2022, l'année des cigales
Cet été 2022 restera j'en suis sûr comme l'un des plus torrides, l'un des plus secs aussi, que nous ayons connus depuis 2003. Nous sommes en décembre et voilà maintenant huit mois que nous n'avons pas eu de véritable pluie (depuis avril). J'entends par là une averse qui mouille le sol sous les arbres. Même les amandiers et les buis dont la résistance à la sécheresse est légendaire, accusent le coup. Leurs feuilles sont marron, comme passées au lance-flamme.
Et la vigne dans tout ça ? A ma grande surprise, comme les oliviers et les figuiers, elle résiste. C'est impressionnant. Certes les baies sont plus petites, mais cette sacrée liane tient le coup. Certainement en lien avec les entrées marines qui cette année ont supplanté la Tramontane. La situation géographique du Roussillon, à proximité de la Méditerranée, est une vraie chance. Avant de nous atteindre, les vents du sud, vecteurs de canicule, circulent sur la mer et se chargent d'une humidité dont savent profiter les plantes à quelques dizaines de kilomètres de la grande bleue. Au-delà, l'air se dessèche et se réchauffe. Ainsi, cet été à Vingrau, les températures n'ont pas dépassé les 36° alors qu'en Bretagne et à Paris elles frisaient les 40. A la dégustation, nos cuvées 2022 ne souffrent pas d’un manque de fraîcheur comme on aurait pu s’y attendre. Merci à nos sols argilo-calcaires qui ont su maintenir suffisamment de réserve hydrique
Mais ce n'est pas cet inquiétant phénomène climatique qui a marqué mon esprit cet été. Ce qui restera dans ma mémoire, ce sont les nuées de cigales qui ont envahi le vignoble. Etait-ce en lien avec le doux printemps que nous avons connu ou avec l'absence de précipitations ? Je ne saurais le dire, mais jamais de mémoire de vigneron, nous n'avions vu autant de ces bruyants hémiptères dans nos vignes. Le matin, au volant de mon tracteur, je ne comptais plus les centaines de collisions avec ce sympathique insecte. Chocs sans gravité pour les deux protagonistes, la dure carapace de l'une tambourinant sans discontinuer sur la tôle de l'autre. Je vous ai parlé de cigales, je devrais dire cigalou, car leur taille était réduite. Comme si l'absence d'eau et donc le faible débit de sève végétale dont l'insecte est friand, impactait sur ses dimensions. Si j'évoque leur taille c'est qu'à plusieurs reprises l'une de ces affectueuses bébêtes est venus se loger sous les verres de mes lunettes de soleil. Drôle de sensation car, malgré mon amitié pour ce bel insecte, le contact sur mes paupières de ses six crochus petons distrayait la conduite de mon tracteur et me faisait dangereusement raser les pieds de mes chères vignes, mettant au tapis quelques précieuses grappes.

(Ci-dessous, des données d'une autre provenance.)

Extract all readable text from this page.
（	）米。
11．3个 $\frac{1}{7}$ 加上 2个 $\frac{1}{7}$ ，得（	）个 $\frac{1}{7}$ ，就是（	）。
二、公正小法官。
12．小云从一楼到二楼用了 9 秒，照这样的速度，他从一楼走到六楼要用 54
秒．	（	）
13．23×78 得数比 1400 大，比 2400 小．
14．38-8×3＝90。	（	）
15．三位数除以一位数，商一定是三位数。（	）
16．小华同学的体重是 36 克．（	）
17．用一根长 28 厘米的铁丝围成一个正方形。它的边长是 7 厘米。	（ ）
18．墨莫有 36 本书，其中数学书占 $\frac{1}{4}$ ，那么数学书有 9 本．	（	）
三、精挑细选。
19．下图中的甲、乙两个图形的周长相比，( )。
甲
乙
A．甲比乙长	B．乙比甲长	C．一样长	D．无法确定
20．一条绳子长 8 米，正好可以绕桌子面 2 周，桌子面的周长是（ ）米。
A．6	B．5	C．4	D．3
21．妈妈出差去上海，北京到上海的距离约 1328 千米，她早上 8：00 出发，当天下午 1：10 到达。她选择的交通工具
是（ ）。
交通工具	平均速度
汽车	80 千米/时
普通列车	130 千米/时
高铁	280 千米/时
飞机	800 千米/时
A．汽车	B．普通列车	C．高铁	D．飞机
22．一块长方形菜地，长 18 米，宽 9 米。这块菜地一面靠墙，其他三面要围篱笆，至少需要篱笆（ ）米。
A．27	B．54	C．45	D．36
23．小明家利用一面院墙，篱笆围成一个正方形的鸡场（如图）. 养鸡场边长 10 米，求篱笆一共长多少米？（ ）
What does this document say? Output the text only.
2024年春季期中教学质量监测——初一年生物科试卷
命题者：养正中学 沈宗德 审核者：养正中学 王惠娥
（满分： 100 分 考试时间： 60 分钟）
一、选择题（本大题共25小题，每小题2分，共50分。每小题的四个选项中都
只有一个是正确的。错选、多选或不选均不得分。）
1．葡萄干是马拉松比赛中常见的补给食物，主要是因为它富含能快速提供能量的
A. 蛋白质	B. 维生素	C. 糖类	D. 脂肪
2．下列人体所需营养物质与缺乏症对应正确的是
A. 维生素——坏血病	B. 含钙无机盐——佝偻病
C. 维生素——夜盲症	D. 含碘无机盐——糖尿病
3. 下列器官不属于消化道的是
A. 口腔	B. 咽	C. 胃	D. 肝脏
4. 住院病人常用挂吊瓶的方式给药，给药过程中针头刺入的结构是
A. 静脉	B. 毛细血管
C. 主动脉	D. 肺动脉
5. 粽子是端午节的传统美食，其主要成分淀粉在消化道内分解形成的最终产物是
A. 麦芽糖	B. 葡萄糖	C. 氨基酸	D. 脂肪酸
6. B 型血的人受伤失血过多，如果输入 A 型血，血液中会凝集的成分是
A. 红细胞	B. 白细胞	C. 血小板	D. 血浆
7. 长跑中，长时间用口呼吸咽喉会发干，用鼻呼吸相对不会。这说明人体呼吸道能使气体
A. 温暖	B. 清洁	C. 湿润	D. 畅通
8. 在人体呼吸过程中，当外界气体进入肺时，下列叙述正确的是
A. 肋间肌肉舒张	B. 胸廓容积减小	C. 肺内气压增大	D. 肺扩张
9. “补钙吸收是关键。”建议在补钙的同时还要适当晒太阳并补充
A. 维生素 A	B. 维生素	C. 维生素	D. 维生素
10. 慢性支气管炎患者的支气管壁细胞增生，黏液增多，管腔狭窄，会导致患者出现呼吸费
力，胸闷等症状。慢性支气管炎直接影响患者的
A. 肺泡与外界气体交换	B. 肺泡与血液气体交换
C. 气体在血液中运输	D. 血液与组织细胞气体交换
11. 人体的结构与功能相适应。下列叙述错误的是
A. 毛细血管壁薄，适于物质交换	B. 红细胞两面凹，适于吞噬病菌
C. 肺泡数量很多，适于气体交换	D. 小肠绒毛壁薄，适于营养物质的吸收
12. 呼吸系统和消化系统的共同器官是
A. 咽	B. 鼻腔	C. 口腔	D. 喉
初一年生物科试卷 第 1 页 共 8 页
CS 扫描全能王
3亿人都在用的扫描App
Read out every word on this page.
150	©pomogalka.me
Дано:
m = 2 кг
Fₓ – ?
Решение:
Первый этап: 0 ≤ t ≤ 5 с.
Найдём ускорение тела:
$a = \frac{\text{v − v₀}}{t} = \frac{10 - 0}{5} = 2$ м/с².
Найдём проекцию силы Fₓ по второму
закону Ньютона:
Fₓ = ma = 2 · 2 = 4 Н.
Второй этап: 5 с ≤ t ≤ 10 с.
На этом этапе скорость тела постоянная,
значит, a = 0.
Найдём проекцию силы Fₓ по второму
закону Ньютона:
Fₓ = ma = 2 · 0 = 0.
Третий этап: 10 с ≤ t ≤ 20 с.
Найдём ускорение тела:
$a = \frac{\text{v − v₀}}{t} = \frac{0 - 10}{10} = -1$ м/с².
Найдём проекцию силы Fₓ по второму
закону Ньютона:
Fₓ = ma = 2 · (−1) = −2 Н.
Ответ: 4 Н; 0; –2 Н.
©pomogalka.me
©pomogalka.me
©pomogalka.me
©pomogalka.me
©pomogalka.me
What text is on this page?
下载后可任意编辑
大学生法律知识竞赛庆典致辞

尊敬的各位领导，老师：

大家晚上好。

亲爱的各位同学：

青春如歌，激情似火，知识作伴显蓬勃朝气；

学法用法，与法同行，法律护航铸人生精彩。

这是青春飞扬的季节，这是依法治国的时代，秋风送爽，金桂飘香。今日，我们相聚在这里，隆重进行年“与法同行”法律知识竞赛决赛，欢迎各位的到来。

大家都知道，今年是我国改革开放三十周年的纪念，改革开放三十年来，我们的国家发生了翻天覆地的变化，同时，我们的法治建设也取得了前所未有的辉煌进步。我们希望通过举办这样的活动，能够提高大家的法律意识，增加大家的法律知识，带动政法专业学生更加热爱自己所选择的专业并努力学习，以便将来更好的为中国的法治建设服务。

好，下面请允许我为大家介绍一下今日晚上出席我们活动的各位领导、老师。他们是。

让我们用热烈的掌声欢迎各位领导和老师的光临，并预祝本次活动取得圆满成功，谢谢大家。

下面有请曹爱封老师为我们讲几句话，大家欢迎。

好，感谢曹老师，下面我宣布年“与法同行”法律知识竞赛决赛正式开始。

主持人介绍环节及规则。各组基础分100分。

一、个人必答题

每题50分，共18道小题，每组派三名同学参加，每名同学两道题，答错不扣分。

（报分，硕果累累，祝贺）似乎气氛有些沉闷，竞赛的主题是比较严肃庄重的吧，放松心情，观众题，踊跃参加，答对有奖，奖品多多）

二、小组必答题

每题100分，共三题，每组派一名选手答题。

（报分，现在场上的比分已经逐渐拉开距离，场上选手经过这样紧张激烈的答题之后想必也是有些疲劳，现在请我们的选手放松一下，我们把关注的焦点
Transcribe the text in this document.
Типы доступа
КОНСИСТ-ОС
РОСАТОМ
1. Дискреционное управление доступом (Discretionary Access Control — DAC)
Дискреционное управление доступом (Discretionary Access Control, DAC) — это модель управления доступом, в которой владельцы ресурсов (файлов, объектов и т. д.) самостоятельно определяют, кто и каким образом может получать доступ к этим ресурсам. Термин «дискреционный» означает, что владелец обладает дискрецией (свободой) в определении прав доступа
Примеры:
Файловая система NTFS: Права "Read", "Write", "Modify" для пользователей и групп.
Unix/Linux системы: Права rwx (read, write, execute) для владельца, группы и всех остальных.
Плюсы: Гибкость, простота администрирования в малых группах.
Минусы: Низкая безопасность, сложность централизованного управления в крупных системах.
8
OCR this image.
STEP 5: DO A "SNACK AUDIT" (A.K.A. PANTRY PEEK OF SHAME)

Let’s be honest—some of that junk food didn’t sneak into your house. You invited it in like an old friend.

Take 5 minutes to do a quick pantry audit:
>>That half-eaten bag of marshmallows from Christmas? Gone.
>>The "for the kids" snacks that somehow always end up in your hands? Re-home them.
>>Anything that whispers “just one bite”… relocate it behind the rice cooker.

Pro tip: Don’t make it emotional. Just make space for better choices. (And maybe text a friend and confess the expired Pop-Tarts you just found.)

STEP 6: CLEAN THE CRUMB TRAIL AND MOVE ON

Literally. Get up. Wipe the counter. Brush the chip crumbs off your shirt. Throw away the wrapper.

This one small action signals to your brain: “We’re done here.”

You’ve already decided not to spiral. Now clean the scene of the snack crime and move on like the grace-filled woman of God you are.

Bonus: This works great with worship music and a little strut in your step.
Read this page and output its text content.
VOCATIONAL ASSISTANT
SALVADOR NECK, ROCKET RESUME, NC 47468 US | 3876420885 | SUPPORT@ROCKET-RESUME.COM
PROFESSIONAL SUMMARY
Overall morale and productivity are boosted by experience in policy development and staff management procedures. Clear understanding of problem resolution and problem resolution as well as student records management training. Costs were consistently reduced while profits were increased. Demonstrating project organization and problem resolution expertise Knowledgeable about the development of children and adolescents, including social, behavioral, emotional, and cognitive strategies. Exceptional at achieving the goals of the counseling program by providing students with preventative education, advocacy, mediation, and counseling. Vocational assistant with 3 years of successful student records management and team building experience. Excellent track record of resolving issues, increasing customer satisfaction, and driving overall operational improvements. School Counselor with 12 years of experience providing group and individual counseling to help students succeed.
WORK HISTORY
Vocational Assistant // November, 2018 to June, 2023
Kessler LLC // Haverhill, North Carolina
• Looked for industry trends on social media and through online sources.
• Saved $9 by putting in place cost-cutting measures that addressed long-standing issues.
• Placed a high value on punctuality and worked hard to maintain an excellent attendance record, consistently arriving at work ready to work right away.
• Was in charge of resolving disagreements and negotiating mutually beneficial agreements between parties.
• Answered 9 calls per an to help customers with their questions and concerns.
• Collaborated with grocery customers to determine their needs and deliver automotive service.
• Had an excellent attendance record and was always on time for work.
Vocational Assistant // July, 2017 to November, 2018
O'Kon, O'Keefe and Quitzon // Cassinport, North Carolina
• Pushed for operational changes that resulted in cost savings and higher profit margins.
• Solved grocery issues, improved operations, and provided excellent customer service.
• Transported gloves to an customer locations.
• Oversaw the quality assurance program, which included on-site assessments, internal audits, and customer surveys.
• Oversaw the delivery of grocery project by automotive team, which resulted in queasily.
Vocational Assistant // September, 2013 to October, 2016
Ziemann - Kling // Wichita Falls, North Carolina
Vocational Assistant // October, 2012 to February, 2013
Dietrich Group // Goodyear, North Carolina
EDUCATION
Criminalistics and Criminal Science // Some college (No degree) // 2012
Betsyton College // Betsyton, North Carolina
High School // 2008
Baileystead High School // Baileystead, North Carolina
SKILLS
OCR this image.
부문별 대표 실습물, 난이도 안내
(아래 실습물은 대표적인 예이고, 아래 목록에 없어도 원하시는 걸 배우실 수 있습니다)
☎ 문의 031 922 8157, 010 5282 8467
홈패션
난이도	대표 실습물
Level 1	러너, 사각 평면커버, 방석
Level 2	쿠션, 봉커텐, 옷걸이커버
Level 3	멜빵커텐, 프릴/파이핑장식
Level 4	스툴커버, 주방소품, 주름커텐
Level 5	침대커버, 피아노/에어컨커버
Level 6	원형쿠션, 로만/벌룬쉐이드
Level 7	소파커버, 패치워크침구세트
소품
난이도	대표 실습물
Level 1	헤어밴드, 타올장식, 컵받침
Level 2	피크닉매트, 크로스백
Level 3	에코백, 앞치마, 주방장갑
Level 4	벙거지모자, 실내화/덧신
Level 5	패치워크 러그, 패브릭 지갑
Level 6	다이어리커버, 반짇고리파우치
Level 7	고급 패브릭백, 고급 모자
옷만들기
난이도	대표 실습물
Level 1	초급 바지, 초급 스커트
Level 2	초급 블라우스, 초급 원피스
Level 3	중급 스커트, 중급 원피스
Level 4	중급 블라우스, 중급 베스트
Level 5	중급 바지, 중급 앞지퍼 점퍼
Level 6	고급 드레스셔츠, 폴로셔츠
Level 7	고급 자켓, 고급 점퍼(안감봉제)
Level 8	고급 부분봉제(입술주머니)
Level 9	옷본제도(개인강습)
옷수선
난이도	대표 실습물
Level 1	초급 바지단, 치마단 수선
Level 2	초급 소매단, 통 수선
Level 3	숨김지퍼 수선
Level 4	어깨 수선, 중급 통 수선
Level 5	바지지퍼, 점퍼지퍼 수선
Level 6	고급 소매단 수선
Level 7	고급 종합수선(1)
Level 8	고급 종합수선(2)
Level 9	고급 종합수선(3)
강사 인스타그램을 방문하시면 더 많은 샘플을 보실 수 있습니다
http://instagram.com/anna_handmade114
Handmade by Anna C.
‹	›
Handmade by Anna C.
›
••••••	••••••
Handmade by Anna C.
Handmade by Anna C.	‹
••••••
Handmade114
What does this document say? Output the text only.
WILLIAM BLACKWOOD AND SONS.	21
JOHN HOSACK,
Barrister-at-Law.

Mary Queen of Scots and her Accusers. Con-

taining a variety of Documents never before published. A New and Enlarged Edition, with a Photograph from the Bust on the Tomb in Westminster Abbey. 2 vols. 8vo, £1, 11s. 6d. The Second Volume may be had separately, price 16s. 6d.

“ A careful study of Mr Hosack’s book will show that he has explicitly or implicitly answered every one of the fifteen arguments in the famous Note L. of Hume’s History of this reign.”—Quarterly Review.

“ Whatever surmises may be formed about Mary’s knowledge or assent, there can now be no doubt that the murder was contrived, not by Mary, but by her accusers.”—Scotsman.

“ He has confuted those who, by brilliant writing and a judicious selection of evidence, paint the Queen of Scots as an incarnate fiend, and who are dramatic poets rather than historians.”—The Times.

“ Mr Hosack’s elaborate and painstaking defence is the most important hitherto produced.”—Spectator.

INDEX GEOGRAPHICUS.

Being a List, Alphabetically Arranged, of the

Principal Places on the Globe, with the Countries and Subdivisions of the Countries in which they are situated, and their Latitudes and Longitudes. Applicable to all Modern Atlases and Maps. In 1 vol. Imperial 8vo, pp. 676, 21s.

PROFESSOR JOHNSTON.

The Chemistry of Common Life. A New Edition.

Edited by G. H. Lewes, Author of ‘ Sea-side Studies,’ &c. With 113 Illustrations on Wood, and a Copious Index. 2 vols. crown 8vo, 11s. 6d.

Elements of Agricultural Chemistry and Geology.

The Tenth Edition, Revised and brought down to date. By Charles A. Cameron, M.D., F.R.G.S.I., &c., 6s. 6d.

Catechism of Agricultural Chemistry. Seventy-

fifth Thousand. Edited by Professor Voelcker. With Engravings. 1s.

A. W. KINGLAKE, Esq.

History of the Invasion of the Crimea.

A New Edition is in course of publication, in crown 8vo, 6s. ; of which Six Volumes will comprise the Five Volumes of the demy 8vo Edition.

Cet épisode d'invasion pacifiste a pris fin comme chaque année courant août et, voyant sur le sol les nombreux cadavres de cigales se faire dévorer par des nuées de fourmis, je ne pus m'empêcher de penser à ce très cher Jean de La Fontaine. Aurait-il conclu sa célèbre fable de la même façon s'il avait été un tant soit peu observateur ? Certainement pas. Malheureusement la cigale n'attend jamais la bise pour passer de vie à trépas et, en satisfaisant cet écart chronologique, la morale du fabuleux Jean devient caduque. Il aurait pu situer la conversation entre les deux insectes en plein été, car à cette saison, sur les troncs d'arbres, fourmis et cigales se croisent. Sur la photo jointe, si vous avez bonne vue, vous verrez une cigale en pleine discussion avec une fourmi. Mais de quoi peuvent-elles bien causer ? J'ai été le témoin privilégié de leur conversation, en prose bien sûr. La fourmi citant Diogène: « Cigale ôte toi de mon soleil », la cigale : « Dégage microbe avant que je ne t 'écrase »... Mais après l'échange de quelques amabilités du genre, la situation s'envenima au point de faire dire à la fourmi ces terribles paroles : « Tu peux chanter, voler de tes belles ailes, mais avant l'automne, c'est moi ou bien quelqu'un des miens qui te boulottera ». Elle avait dû lire « Le loup et l'agneau » dans sa jeunesse mais n'avait pas le talent poétique de notre immense moraliste national. De fait, c'est bien comme cela, douloureusement, que l'histoire se termine. Aussi, et c'est de tradition dans la région après les obsèques d'un être cher, je lèverai mon verre au souvenir de la défunte cigale et de ses congénères qui ont monopolisé ce singulier été 2022.